Ich folgte ihm mit wackligen Beinen über eine Treppe in den Wohnbereich, der wenig überraschend dieselbe edle Eleganz wie sein Büro hatte und trotzdem Behaglichkeit ausstrahlte. Allerdings hatte ich ein viel größeres Haus erwartet.
Matthias verschwendete keine Zeit, mir die übrigen Räume zu zeigen, und führte mich gleich in sein Schlafzimmer. Es war, ungewöhnlich für einen Mann, völlig in Weiß gehalten. Kein farbiges Bild, keine bunte Lampe. Noch nicht mal eine klitzekleine Grünpflanze. Nur Weiß um mich herum! Warum das denn?
»Beim Sex sollte man von nichts abgelenkt werden. Weiß ist ein wunderbarer Rahmen für Körper, die sich im Liebesspiel bewegen«, erklärte er mit rauer Stimme, so als hätte er wieder einmal meine Gedanken erraten.
Eigentlich wäre ich am liebsten sofort aus dem Haus gerannt. Doch das Verhalten von Matthias war so ungewöhnlich, dass meine Neugierde mich zurückhielt.

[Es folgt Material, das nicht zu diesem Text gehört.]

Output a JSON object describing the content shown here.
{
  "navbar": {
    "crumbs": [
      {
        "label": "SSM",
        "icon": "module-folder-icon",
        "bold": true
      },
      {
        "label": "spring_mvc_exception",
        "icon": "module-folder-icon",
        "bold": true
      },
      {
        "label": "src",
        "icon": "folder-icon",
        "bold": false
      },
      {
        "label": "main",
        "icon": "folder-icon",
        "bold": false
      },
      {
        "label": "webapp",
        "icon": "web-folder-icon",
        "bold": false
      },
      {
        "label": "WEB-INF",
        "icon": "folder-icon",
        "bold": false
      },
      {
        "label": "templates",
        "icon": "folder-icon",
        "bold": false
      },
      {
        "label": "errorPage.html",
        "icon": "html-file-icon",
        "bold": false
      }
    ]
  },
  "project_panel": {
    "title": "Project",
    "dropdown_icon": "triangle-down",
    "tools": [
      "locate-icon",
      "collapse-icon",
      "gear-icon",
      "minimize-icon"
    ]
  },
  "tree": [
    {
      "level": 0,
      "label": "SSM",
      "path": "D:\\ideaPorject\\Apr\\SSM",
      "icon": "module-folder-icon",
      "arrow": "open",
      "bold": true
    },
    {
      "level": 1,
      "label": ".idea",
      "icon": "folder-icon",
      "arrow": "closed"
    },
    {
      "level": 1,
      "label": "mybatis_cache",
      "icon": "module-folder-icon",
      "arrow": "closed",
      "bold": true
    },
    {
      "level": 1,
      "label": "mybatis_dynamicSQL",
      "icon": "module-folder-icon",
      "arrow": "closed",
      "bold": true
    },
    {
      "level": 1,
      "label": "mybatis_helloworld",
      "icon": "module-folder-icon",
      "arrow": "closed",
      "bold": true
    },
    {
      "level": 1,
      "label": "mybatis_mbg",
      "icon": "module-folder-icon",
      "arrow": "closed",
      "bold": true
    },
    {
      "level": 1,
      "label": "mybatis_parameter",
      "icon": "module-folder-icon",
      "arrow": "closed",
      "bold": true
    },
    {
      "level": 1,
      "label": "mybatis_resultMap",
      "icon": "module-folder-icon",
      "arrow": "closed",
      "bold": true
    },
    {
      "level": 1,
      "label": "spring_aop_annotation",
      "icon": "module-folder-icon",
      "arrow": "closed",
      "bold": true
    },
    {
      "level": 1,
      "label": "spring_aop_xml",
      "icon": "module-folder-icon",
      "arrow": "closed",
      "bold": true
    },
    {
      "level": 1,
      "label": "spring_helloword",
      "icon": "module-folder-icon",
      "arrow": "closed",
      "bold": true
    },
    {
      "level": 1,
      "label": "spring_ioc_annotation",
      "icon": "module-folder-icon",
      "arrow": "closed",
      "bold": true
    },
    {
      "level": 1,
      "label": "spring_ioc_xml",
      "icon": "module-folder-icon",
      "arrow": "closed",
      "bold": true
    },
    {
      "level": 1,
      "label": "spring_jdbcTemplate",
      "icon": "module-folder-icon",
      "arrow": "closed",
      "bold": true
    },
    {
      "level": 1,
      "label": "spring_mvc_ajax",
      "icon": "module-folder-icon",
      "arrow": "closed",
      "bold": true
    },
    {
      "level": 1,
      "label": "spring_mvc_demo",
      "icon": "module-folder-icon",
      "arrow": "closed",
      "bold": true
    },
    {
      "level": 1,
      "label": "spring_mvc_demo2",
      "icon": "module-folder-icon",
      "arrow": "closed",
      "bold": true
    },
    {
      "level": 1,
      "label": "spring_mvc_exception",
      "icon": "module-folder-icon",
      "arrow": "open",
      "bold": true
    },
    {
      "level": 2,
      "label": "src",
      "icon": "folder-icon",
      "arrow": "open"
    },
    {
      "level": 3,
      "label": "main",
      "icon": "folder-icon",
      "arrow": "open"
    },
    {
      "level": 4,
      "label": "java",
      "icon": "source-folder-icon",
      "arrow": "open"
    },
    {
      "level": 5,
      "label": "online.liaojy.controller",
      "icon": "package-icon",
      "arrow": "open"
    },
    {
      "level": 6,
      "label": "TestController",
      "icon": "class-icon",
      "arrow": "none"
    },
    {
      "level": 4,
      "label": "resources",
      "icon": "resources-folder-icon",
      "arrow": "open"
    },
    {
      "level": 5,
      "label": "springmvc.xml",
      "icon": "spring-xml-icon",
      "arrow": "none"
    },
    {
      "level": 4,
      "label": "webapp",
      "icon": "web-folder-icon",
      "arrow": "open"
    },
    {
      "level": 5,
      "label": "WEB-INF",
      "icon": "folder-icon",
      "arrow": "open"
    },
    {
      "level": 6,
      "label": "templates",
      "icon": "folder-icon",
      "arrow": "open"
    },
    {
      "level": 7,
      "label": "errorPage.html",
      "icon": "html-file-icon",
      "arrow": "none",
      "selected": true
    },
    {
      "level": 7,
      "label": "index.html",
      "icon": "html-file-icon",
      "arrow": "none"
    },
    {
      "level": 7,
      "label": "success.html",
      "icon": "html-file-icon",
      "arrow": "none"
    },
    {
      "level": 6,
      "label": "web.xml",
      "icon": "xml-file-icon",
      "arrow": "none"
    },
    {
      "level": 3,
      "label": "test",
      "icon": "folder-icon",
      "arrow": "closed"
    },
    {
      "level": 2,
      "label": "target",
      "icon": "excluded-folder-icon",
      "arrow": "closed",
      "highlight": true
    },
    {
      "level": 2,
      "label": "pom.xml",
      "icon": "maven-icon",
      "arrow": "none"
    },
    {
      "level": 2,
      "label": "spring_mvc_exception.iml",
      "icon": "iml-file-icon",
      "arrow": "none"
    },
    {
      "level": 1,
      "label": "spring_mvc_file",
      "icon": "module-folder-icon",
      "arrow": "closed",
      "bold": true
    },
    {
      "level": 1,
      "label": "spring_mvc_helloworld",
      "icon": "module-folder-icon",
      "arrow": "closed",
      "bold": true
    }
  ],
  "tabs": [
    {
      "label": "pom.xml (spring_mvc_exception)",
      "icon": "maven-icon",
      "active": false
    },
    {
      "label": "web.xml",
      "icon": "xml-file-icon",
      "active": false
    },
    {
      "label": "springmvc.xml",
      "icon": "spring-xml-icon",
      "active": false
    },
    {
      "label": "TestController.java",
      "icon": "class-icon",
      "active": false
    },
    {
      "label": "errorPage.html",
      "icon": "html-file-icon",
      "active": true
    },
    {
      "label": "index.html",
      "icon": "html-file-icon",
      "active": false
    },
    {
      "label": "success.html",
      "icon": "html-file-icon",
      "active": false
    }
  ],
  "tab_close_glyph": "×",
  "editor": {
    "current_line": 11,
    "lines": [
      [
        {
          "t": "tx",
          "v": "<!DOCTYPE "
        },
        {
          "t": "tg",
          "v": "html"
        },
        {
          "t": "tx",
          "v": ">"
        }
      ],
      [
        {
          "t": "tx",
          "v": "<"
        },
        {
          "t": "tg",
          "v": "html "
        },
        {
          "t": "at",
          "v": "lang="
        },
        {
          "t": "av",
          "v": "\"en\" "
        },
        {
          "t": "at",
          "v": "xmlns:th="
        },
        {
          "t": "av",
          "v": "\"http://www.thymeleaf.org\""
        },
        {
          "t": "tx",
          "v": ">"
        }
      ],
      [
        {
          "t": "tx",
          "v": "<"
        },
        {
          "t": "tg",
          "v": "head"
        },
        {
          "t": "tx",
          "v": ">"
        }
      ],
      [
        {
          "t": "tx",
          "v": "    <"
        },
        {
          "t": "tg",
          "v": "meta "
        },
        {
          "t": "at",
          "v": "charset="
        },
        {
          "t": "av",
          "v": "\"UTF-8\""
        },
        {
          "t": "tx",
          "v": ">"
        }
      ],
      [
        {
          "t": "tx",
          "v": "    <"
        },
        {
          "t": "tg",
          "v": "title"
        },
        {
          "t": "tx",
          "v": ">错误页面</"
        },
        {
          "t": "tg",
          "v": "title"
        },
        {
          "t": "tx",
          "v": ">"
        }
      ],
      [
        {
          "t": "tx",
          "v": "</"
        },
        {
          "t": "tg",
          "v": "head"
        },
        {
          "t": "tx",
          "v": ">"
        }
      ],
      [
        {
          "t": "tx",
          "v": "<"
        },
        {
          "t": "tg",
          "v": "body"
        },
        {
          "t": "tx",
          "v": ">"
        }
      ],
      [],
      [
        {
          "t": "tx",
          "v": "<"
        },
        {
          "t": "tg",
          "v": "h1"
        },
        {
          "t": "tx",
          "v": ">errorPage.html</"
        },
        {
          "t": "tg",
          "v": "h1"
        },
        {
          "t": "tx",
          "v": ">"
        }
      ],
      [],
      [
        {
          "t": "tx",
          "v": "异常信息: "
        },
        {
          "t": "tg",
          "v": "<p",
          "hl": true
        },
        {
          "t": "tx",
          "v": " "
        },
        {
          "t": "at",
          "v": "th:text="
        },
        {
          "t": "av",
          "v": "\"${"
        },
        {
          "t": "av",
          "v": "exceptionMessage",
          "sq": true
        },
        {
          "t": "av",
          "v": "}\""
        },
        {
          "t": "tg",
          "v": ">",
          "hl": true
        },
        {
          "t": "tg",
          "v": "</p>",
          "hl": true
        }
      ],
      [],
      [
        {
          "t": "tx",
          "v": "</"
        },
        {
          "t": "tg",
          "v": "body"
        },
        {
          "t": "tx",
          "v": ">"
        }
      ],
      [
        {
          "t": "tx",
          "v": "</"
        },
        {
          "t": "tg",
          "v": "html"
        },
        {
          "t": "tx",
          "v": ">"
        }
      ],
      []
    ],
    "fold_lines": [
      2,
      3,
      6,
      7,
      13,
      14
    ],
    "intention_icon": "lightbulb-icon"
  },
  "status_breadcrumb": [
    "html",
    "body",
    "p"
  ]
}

Dieser Mann war ein absolutes Rätsel für mich.
Zudem hörte ich in meinem Hinterkopf die vom Rauchen kratzige Stimme meiner Tante Josefine, deren Credo war: »Das, was du im Leben am meisten bereust, sind die Dinge, die du nicht ausprobiert hast.«
Demnach hätte Tante Josefine sicherlich nicht viel zu bereuen. Sie hatte ziemlich viel ausprobiert in ihrem Leben. War viermal verheiratet und im zarten Alter von dreiundsechzig mit einem zwanzig Jahre jüngeren indischen Sänger nach Schweden ausgewandert. Allerdings dachte sie jetzt schon wieder öffentlich auf Facebook über eine Ortsveränderung in südlichere Gefilde nach. Und so wie ich das verstand, auch über einen neuen Mann.
»Lene?« Matthias’ dunkle Stimme in der Stille seines Zimmers riss mich los von Tante Josefine. Er saß, immer noch voll bekleidet, auf dem Bett und beobachtete mich.
»Ja?«
»Komm her!« Er sprach leise, aber bestimmt.
Und in diesem Moment wurde mir klar, dass ich nicht mit ihm schlafen konnte. Nicht so. Tut mir leid, Tantchen, aber in dem Fall nahm ich die Reue gerne in Kauf!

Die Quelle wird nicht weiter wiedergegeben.